Cases, Brochures, Booklets

Cases, Brochures, Booklets


We recommend three options for the cover design of cases, brochures, booklets and other multi-page documents.

The preferred option is to use original photography relevant to the content of the piece. The chosen image should provide sufficient negative space in the upper left corner to house the headline. If no photography is available, a white background or the light blue wash background may be used.


Cover sample
Cover sample
Cover sample

Approach to Copy

Every section of a multi-page document should contain a headline, a summary paragraph and body copy. Each plays a distinct role that builds on the preceding element.

Approach to copy blue spread
Approach to copy - two page spread
Approach to copy one page


The headline should grab readers’ attention and pull them into the story. It should be clear, informative and engaging. Headlines can take the form of questions or statements.

Questions should be thought-provoking and leave readers intrigued and wanting to learn more.

Statements can take multiple forms:

  • Aspirational
  • Descriptive
  • Thematic

The ideal length for these headlines is between 30 and 60 characters.

Summary Paragraph

The summary paragraph accompanies the headline and provides readers with additional detail on the subject of the story. Readers should be able to quickly grasp the significance of the story, even if they choose not to read the whole piece. Effective summary paragraphs are concise, use active language and match a story’s voice or tone.

Body Copy

What is said in the headline and summary paragraph should be supported by the body copy. The aim of the body copy is to engage and inspire readers. The storytelling should be simple but powerful. We want to demonstrate possibility and impact to our readers, and where appropriate, invite them to be part of the solution.

Opening Spread Layout

The layout should help pace the reader. Ample use of negative space directs readers’ eyes to the headline and summary paragraph. On interior spreads, the copy appears on one side of the spread and the image on the other. The headline appears in the upper left corner of the page, in the same position as (or in a position similar to) the headline on the cover, in order to create a visual connection between the two. The summary paragraph appears below, when appropriate. Body copy should start midway down the page, which provides sufficient negative space around the headline.

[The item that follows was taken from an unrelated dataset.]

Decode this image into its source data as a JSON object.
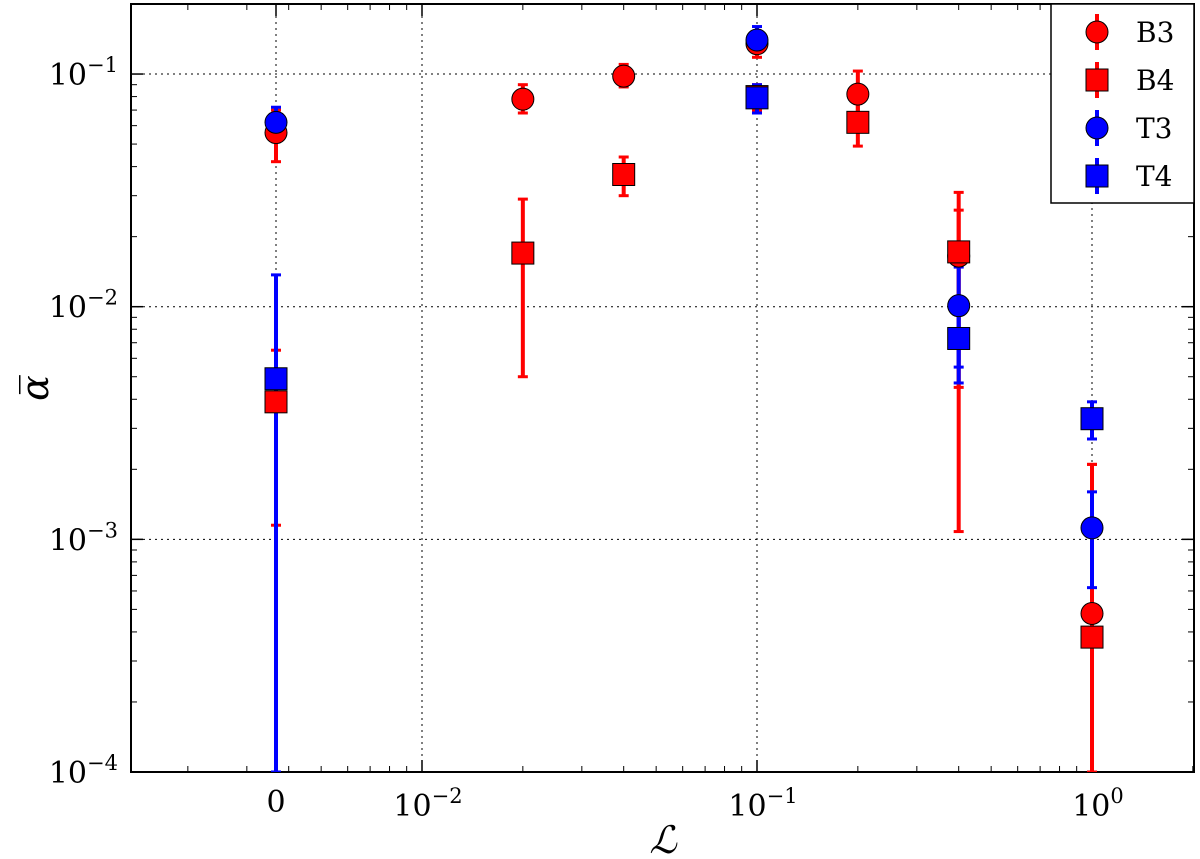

Whenever possible, the opening spread should have a full-bleed image that extends across both pages, with negative space to house the headline and copy. This will often require cloning the background to extend the negative space in a photograph. This treatment establishes a strong visual connection to the Boundless print ad and pole banner layouts.

Open Spread layout example

Alternate Spread Layouts

Alternate Spread - large amount of copy extend across facing pages

When there is a large amount of body copy, it may extend across facing pages. This example shows how inset images, factoids and pull quotes can be integrated.

Alternate spread - Solid colour used when image cannot extend across two pages

When a layout with a full-bleed image that extends across both pages is not possible, a solid colour may be used for the background of the left or right page, to introduce variation and visual impact. This example also shows an alternate 70/30-column layout and a bulleted list.

Alternate spread - extra copy past first two pages can extend to following page

When the body copy under one headline extends past the first two pages of an opening spread, the extra copy can spill over to the following page. Graphs and charts may be integrated into the copy layout or superimposed on negative areas of an image.

Alternate spread - copy and image template is flexible

The general copy and image template should not be so fixed as to feel rigid. The grid should be able to flex in order to meet conceptual requirements and to create emphasis and variety throughout the piece.